Well it’s rude not to have a little lie in when you’re allowed to be where you are isn’t it? Plus there was literally no point in rushing this morning. We were about ten miles from the Helford Ferry which can’t run at low tide so there’d be no way across between 12pm and 2.30pm. We didn’t want to rush to get there before midday so we just took our sweet arse time getting our shit together. We just had to be there before it stopped running for the day at 5pm.
We caught the bus back into town, resupplied at Tesco and had a disappointing bacon butty at The Pier cafe. That poor pig shouldn’t have had to die just to be shoved between two slices of cheap bread without any brown sauce.
Falmouth has a bit of a Coast Tag to negotiate before you finally get to leave. We weren’t even halfway around that when the rain started. Hang on, we weren’t expecting this until later. What the actual fuck, weather gods?! We kitted up in full waterproofs straight away and covered our packs with our nice, new backpack covers, congratulating ourselves for having the foresight to make such a sensible purchase. Well done us.
It absolutely pissed it down. We traisped around the remainder of Falmouth, past the beaches which would have been lovely if the weather were good, albeit a little bit too sandy for my tastes. My butt crack chaffed a bit just thinking about it.
We tried to take advantage of a break in the weather to shove some more food into our chops but I hadn’t even opened my crisps when the rain started up again. What a depressing lunch. We could see Falmouth over yonder when we sat down but it was quickly swallowed by a large, angry cloud. Fuck it. We trudged on. Trudge is such a good word in this situation isn’t it? Trudge. It summed it right up.
At one point we rounded a corner whilst walking around a headland and the wind belted into us, hammering us with the biggest drops of rain it could find. What a bastard. It was hideous, and relentless, until suddenly it just stopped. The sun made a cameo appearance… should we trust it or was it all a ruse?
The Helford Ferry is just a small boat. A few guys were milling about on the beach doing boaty stuff to boats and it turned out these were the guys who would get us across the river which was a quick and painless affair. We checked the weather forecast. It wasn’t meant to rain anymore so we risked stripping off the waterproofs and I was soaked! I expected a bit of water ingress down the front, there’s a fuck off big hole in my jacket where my head goes and the wind was hurling the rain into my face. But my back was wet too, too wet to just be sweat. Disappointing.
Whatever.
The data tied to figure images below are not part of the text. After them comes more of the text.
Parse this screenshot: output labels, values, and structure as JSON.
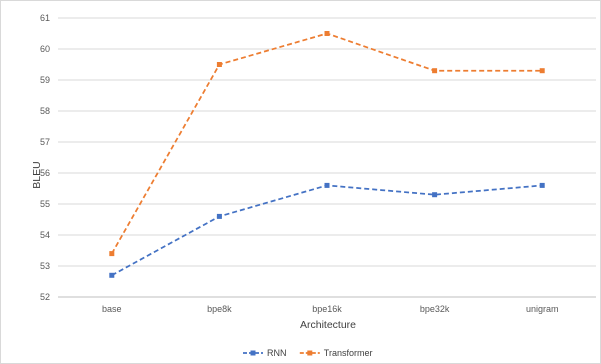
{
  "chart_data": {
    "type": "line",
    "categories": [
      "base",
      "bpe8k",
      "bpe16k",
      "bpe32k",
      "unigram"
    ],
    "series": [
      {
        "name": "RNN",
        "values": [
          52.7,
          54.6,
          55.6,
          55.3,
          55.6
        ],
        "color": "#4472C4",
        "line_style": "dashed",
        "marker": "square"
      },
      {
        "name": "Transformer",
        "values": [
          53.4,
          59.5,
          60.5,
          59.3,
          59.3
        ],
        "color": "#ED7D31",
        "line_style": "dashed",
        "marker": "square"
      }
    ],
    "xlabel": "Architecture",
    "ylabel": "BLEU",
    "ylim": [
      52,
      61
    ],
    "yticks": [
      52,
      53,
      54,
      55,
      56,
      57,
      58,
      59,
      60,
      61
    ],
    "grid": true,
    "legend_position": "bottom-center"
  }
}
Can’t be helped now and I didn’t have time to sit around researching another jacket. Off we fucked around the coast some more. I checked my watch. How in fuck was it nearly 6pm already? The terrain itself wasn’t too awful to be fair. Enough lumps to keep it interesting but flat enough that we felt like we were making progress. I think what slowed us down was the sheer amount of thought that has to go into every footstep when the ground is made of soup and treachery.
Some of the path was so overgrown we questioned whether we were on the right track. We were, not that there was much waymarking to confirm this. Picking your way through nettles and brambles takes some of the momentum out of your stride too as you try and make it through the gauntlet with your legs intact.
Gillan Creek is one of those low tide/high tide choose your own adventure sections. If the tide is low enough, stepping stones magically appear and you can hop across them to Flushing, shaving a mile and a half off your day. The tide was in when we rocked up but we knew it would be as we needed a higher tide to catch the ferry. We knew we’d be walking around.
We had planned to get a little bit further than we did today but you know when you idly start looking for a camp spot, not really expecting to find much? We nipped up a little hill along a public footpath off the trail, just to have a look. There was a mowed field at the top so we followed the hedge line up out of curiosity, and fucking hell, was that a flat spot tucked away in the corner? Well now, it’d be rude to refuse such a gift from the trail gods so we fucked off any notions of completing the walk around today and pitched up.
Fucking everything was wet. How?? We covered the damn bags, how is water still getting in? Tarrant’s dry bag housing her sleeping stuff, including her sleeping bag, failed too. Fuck it. As much as I hate plastic waste I hate everything being wet even more. Everything is going in plastic bags from now on. Next shop we stop at we’ll buy a tonne of bags off them and individually wrap everything we own. I really can’t think of another solution. Maybe I can make a jacket from Tesco bags? It’s called fashion, sweetie. Look it up.
Falmouth, Cornwall to Carne, Cornwall, England
Stayed at: Wild camp in the corner of a field
Useful shit to know…
- Toilets are at the pier in Falmouth, Gyllyngvase Beach, Swanpool Beach, Maenporth Beach, and at the back of the car park in Helford.
- If you want a water tap there’s one outside the loos at Gyllyngvase Beach. Otherwise you do cross some streams running into beaches.